The boy pleaded guilty in Family Court to assault, as his now 13-year-old friend did last week. Both are in custody until court dates next month, when a judge is to decide their punishments.

Because of their ages, they could be ordered to spend up to 18 months in a juvenile facility, not jail, but their detention could be extended annually up to their 18th birthdays.

“Me and (the other boy) threw a shopping cart off the fourth story of the mall” Oct. 30, the 12-year-old told a judge Wednesday in a shy mumble, with his mother and lawyer by his side. Like his friend, he acknowledged knowing that people on the ground could get hurt.

The case drew attention nationwide.
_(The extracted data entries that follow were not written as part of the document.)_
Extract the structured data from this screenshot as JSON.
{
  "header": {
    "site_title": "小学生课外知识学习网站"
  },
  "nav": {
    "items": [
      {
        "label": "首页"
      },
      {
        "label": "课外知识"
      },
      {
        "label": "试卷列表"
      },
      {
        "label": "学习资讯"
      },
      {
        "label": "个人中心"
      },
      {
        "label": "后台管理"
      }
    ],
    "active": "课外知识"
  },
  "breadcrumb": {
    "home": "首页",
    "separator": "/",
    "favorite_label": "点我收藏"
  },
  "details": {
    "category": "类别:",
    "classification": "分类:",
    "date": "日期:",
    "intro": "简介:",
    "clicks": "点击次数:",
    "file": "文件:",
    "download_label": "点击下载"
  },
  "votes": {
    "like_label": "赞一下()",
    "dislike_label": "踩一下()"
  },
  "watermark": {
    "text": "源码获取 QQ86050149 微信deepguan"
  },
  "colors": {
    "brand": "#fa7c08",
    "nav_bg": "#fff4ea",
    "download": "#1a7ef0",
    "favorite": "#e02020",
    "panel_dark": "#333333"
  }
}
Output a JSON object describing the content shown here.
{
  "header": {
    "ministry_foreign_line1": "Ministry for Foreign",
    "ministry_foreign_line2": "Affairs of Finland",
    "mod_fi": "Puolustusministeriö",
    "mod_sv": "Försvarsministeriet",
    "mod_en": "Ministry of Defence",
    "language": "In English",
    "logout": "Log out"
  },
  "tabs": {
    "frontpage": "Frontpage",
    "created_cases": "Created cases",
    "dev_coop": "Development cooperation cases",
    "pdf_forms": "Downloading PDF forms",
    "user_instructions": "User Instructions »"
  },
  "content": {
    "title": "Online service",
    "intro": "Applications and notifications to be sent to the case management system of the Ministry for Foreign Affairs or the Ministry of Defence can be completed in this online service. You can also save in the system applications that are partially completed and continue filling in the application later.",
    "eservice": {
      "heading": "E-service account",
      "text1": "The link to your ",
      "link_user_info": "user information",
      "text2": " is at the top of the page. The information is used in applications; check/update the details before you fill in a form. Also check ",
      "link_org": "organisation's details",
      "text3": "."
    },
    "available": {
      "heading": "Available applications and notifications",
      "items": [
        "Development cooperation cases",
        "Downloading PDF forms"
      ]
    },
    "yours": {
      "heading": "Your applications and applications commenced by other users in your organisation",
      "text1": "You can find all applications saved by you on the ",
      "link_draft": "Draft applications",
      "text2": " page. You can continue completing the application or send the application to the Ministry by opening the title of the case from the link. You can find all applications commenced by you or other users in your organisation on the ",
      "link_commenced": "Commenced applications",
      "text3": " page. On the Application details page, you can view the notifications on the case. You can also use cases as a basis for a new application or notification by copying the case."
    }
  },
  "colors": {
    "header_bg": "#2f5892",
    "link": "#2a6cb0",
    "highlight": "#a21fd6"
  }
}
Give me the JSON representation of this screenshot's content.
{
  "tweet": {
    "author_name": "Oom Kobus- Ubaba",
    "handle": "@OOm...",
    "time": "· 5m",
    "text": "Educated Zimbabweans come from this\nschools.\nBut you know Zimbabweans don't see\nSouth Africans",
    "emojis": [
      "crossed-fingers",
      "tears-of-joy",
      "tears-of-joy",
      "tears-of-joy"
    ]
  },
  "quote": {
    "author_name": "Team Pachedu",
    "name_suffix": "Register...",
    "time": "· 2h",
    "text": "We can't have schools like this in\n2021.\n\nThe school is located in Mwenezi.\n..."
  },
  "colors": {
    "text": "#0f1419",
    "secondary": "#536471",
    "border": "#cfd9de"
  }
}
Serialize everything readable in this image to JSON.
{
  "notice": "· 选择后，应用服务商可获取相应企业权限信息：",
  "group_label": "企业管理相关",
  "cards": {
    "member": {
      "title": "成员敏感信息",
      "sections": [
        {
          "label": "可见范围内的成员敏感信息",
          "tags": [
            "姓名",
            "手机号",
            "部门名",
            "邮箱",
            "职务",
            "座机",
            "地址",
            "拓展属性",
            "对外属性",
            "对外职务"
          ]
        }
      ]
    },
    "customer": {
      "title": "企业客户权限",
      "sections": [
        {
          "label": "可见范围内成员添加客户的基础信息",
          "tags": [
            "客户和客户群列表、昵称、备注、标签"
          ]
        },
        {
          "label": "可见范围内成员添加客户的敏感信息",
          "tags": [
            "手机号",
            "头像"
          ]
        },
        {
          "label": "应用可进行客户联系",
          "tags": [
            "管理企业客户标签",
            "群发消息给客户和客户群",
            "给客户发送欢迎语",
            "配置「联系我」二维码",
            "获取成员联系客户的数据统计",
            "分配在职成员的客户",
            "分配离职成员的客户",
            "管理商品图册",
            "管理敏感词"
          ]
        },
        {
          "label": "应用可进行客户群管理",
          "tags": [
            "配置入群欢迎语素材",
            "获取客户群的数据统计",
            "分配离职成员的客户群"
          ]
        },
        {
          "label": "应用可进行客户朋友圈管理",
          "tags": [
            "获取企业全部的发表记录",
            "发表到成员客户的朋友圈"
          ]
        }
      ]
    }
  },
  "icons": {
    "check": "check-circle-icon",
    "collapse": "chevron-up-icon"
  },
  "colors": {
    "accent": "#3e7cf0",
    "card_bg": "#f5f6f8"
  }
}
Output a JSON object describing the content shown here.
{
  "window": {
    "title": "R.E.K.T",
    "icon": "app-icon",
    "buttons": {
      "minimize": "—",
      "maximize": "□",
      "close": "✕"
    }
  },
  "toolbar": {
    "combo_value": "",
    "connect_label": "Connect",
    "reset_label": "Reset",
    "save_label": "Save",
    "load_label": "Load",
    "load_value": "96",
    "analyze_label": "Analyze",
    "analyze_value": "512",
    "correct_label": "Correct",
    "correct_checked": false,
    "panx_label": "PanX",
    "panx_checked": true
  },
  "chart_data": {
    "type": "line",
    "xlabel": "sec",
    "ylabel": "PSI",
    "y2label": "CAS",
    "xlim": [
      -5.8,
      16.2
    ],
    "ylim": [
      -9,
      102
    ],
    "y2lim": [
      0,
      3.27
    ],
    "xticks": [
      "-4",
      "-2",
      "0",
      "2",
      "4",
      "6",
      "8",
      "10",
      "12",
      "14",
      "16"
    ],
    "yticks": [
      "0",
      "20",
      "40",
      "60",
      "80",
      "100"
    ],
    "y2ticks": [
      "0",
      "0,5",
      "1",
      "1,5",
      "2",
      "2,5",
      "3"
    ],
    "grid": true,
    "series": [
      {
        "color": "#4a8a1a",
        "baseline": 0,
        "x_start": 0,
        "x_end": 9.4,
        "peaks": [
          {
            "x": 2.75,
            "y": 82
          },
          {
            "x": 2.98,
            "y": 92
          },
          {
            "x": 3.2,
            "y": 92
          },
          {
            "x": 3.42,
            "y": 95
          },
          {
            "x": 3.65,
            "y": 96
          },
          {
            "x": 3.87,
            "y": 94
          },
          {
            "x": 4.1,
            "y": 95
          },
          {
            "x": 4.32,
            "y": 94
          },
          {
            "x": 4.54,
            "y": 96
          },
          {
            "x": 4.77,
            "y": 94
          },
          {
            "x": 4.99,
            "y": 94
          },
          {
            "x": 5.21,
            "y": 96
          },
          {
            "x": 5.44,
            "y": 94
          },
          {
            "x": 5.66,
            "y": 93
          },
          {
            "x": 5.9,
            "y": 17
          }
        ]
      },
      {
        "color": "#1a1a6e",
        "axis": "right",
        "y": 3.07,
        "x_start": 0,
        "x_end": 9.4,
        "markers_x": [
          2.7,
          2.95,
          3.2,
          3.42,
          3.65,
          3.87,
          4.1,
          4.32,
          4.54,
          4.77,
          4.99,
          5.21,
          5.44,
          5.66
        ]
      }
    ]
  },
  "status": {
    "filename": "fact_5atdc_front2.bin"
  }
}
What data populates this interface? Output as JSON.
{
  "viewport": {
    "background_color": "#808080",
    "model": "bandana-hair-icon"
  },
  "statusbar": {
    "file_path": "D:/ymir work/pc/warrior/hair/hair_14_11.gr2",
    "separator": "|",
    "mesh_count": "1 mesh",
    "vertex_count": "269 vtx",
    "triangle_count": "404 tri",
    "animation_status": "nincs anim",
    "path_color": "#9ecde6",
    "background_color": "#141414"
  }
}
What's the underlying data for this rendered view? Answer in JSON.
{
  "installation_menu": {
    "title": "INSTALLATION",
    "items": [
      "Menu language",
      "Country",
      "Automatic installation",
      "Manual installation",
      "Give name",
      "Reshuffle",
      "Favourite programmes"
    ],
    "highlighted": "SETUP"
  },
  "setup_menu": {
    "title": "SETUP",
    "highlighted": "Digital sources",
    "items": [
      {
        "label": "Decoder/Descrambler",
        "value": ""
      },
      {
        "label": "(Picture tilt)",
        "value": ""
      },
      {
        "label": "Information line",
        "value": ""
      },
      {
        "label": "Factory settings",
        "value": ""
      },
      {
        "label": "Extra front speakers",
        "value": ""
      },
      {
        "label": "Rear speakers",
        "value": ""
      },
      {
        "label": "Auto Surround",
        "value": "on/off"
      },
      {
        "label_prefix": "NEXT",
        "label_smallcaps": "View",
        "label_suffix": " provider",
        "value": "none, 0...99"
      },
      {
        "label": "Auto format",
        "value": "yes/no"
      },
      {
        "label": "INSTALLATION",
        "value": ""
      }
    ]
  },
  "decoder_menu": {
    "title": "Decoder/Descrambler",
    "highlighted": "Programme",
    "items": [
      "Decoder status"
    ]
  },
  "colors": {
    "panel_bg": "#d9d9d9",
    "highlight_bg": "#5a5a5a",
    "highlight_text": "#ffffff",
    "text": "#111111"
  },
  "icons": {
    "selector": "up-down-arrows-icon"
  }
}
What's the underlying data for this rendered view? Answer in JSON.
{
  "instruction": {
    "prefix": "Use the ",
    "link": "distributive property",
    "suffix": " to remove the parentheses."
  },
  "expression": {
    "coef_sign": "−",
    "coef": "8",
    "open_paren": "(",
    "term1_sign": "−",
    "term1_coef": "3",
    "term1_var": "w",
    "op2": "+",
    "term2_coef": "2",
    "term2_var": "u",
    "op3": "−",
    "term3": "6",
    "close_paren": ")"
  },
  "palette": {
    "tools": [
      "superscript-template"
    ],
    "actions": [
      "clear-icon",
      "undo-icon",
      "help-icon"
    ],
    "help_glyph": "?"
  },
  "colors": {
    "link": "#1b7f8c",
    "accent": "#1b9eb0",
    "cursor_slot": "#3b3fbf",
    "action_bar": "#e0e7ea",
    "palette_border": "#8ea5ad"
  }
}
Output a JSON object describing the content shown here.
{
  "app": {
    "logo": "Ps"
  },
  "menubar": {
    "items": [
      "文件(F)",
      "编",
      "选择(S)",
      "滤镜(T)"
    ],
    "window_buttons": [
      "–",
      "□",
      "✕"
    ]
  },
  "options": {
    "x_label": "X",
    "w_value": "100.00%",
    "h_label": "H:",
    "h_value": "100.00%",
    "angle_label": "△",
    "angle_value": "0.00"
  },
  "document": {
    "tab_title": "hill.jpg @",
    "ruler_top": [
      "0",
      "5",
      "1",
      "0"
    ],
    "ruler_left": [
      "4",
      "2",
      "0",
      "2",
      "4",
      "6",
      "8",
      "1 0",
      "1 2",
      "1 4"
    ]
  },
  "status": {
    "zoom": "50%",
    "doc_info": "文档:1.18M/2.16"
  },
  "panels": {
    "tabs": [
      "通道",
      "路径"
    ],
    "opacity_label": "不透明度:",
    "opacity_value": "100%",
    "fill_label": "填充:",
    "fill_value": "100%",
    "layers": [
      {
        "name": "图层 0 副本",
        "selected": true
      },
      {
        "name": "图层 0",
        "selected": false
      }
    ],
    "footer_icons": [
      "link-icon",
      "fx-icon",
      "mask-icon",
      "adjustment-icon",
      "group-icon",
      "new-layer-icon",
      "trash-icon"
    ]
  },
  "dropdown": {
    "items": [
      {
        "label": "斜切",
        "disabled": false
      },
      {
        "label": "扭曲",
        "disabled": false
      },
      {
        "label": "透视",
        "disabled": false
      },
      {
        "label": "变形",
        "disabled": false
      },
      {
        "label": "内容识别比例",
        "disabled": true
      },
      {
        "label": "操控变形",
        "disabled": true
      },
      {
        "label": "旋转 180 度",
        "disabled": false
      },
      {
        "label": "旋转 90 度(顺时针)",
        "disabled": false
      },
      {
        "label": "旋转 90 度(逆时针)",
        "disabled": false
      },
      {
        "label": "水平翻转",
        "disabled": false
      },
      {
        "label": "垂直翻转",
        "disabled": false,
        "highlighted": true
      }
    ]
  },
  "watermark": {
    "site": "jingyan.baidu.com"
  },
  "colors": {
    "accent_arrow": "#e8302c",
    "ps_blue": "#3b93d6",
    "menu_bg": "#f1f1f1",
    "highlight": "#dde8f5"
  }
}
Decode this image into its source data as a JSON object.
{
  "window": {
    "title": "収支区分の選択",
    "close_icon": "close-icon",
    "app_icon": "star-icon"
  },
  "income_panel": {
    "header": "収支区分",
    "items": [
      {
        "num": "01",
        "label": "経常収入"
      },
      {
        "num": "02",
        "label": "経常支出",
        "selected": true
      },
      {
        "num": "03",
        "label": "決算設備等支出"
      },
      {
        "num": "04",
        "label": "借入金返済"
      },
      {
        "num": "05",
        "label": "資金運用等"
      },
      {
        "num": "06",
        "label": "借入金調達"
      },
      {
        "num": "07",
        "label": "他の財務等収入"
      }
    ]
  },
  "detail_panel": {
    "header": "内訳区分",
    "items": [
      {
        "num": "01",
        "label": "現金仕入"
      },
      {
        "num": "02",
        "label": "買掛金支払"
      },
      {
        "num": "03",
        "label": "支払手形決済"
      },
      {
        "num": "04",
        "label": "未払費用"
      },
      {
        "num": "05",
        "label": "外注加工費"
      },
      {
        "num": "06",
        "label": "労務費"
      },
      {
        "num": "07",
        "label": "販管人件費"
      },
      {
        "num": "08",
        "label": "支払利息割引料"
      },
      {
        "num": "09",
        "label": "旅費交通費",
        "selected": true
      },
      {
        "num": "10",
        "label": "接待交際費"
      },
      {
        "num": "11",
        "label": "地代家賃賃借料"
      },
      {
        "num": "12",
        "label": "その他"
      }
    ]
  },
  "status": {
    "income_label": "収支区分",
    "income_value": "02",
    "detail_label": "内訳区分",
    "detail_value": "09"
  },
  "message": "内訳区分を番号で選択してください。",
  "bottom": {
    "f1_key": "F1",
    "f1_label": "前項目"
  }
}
An editorial in The Augusta Chronicle in Georgia portrayed it as evidence that “at least one of society’s wheels is completely off the rails.”

The cart landed on Marion Salmon Hedges, a real estate broker and volunteer with several charity organizations. She had gone to a discount store at the shopping plaza, in gritty East Harlem, to get a load of Halloween candy to give away to the children who flocked to her block of Upper West Side brownstones from a range of neighborhoods, her friends and family have said.

Hedges, 47, was in a medically induced coma for a time. Her husband has said she will need months of rehabilitation.

The 12-year-old has a history of being suspended from school, said city Law Department lawyer Leah S. Schmelzer, who represented the government in the Family Court case. But his lawyer, Sandeep Kandhari, said the boy has never been in legal trouble before.

“He understands the gravity of this,” Kandhari told Judge Susan Larabee. “He understands that he has to take responsibility for his actions, and he’s prepared to do so.”

The Associated Press generally doesn’t report the names of juveniles charged with crimes.

Kandhari asked the judge to let the boy go home for a few hours on Thanksgiving to his close-knit family; his parents, though not a couple anymore, live in the same household, his mother told the judge. Larabee declined.

The lawyer and the boy’s mother declined to comment as they left the courtroom.